« "The Hitcher"の写真 | トップページ | Perceval で秋の新刊予約・発売開始 »

New York Times 11月1日の記事

Viggo_book061101nt New York Times のサイトに、ヴィゴの Perceval Press の出版活動についての写真入りの記事が掲載されましたので、かいつまんでご紹介します。
サイトの写真もクリックすると大きなものをご覧いただけます。

The New York Times 11月1日の記事

【追記】 どうやら、一定期間を過ぎると上記のリンク先を閲覧するのにユーザー登録が必要になるようなので、左の写真をクリックすると大きな写真がポップアップするように修正しました。
また、記事全文は、viggo-worksのこちらにも転載されています。

記事は「ヴィゴ・モーテンセンの異例の役:独立系出版社の重要人物」と題して、まず、デンマークのオルフス大学多宗教研究センターのヴィゴ・モーテンセン氏の“Theology and the Religions: A Dialogue”と呼ばれるアンソロジーを、ヴィゴの本だと思って間違って買ってしまって怒っている人たちの話から始まります。

確かに、アメリカのアマゾンで検索するとこの本が出てきて、レビューのところは間違えて買った人たちの怒りのコメントが書き込まれています。

そして、ヴィゴが文芸方面でも活躍していること、自分の出版社を持っていることに話を進めていきます。

もともと、ヴィゴの本を出版していた Smart Art Press との再版の時の契約で、再版した本の半分を渡されて「後はお好きに」と言われたのが Perceval Press を立ち上げるきっかけになったそうです。こうして、聖杯伝説に出てくる聖杯の騎士パーシヴァルから名前を取った、Perceval Press が2002年に誕生しました。
2003年には、ヴィゴの3冊の本(Miyelo、45301、For Wellington)を出版して、事業は黒字になったそうです。

私が持っている “SignLanguage” はちょうどこの頃のものなので Perceval Press ではなくて、 Smart Art Press 出版のものです。
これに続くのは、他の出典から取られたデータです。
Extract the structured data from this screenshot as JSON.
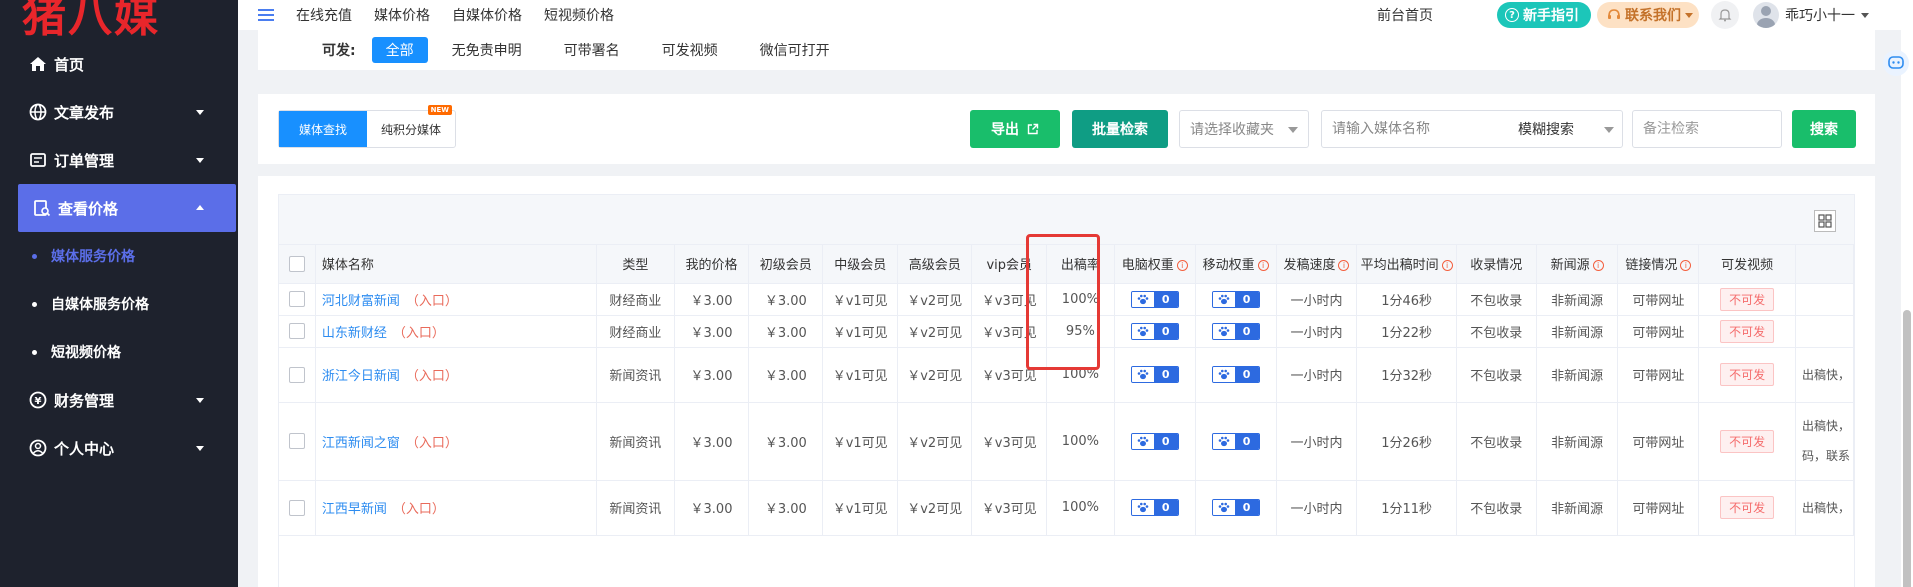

最近、"Alatriste" の映画祭参加の途中で、モーテンセン氏はニューヨークに立ち寄った。彼は近々 Perceval Press から出版される4冊の本の暫定版を持ってきたのだ。今や、Perceval Press は年間約8冊の本を出版し、それらはすべて、いつものようにモーテンセン氏が手ずから、細かいところにこだわったやり方で指示を出している。

「私は全ての本が出版される前に、繰り返し入念に吟味するんだ。」と彼は言う。それは、Jomagar(実質的にそれらを製本しているマドリッド郊外のスペインの出版社)に対しての校正刷りへの立会いも含んでいる。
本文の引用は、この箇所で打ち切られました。